2- Musa Çelebi Dosyası:

Musa Çelebi dosyası İstanbul arşivlerinde bulunan Ali Emiri bölümünde 1 numaralı belgedir. Beş tanesi Kızıl Deli’nin dini vasiyetiyle ilgili olan yedi parçadan oluşmaktadır.
Buna eklenen iki parça daha vardır. Birincisi Didimotik bölgesindeki bazı köylerden elde edilen gelirleri sıralamaktadır. İkincisi ise Orhan Bey zamanında yaşamış Geyikli Baba adlı bir dervişin efsanevi yaşamını anlatmaktadır. Kızıl Deli’nin dini vasiyetini konu alan beş bölüm beratların kopyaları veya kayıtlardan alıntılardır. En eski belge, 815 yılı muharrem ayının ilk on günlük devresine aittir. (13-22 Nisan 1412). Bu belge Birinci Beyazid’in oğlu Musa Çelebi döneminde dosyanın sınıflandırılmasını açıklamaktadır. İkincisi 1024 yılı rebi’el-ahir ayına aittir (30 Nisan 1615). Yani 1. Ahmet dönemine aittir. Bu belge de Kızıl Deli zaviyesindeki dervişlerin ayrıcalıklarını belirtir. 1051 yılı rebi’el-evvel ayının üçüncü on günlük devresine ait olan üçüncü belgede (30 Haziran-9 Temmuz1641) yine aynı ayrıcalıklardan söz eder. Sultan İbrahim’in tahta çıkmasını fırsat bilen müritler beratlarının yenilenmesini istediler. Dördüncüsü, toprakların sınırlarını çizer ve yedinci de TT 470’de bulunan metnin aynısıdır. Şüphesiz kayıtlardan yapılan alıntılar bir bilirkişinin elinden çıkmıştır. Aynı şeyi diğer belgeler için söylemek zordur. Özellikle de birinci belgede göze çarpan imla hataları vardır.

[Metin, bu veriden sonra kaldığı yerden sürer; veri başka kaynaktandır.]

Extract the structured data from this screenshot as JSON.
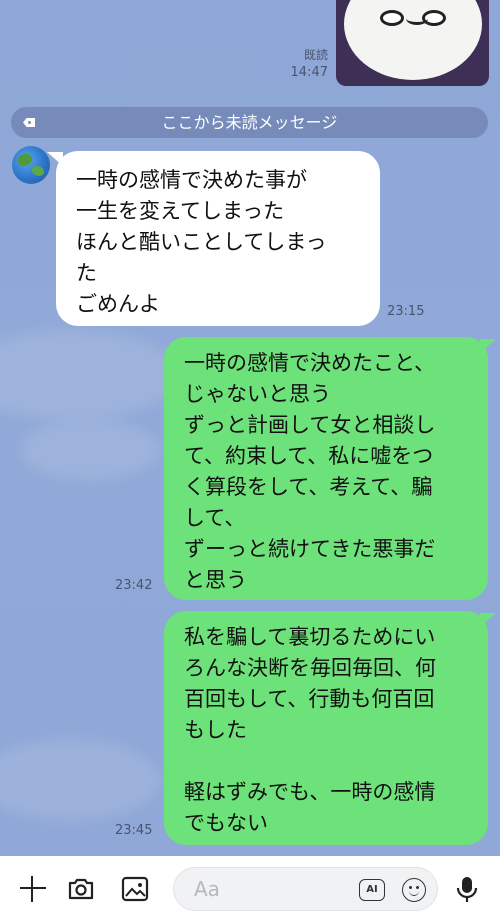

5.    Kayıtlara dayanarak Seyyid Ali Sultan’la ilgili bilgiler:
 

Seyyid Ali Sultan’ın dini vasiyetnamesiyle ilgili yeterince karmaşık olan durumu daha iyi ele alabilmek adına birkaç açıklamayla başlayacağız. Bölge birçok tarlayı ve Büyük ve Küçük olmak üzere iki boğazı içermektedir. (Mega Dereion , Mikron Dereion). Bir nehir, bölgeyi önce güneyden kuzeye doğru, sonra  Hebre’e dökülmek üzere doğuya doğru dönmeden önce Didimotique şehrini çevrelemektedir. Günümüz haritalarında aşağı bölümü Erytropotamos ismini almışsa da, üst bölümü eski Osmanlı’daki , Kızıl Deli ismini korumaktadır. Bu Seyyid Ali Sultan’ın takma ismidir ve Osmanlı kaynaklarında kendisi de bu isimle anılmaktadır.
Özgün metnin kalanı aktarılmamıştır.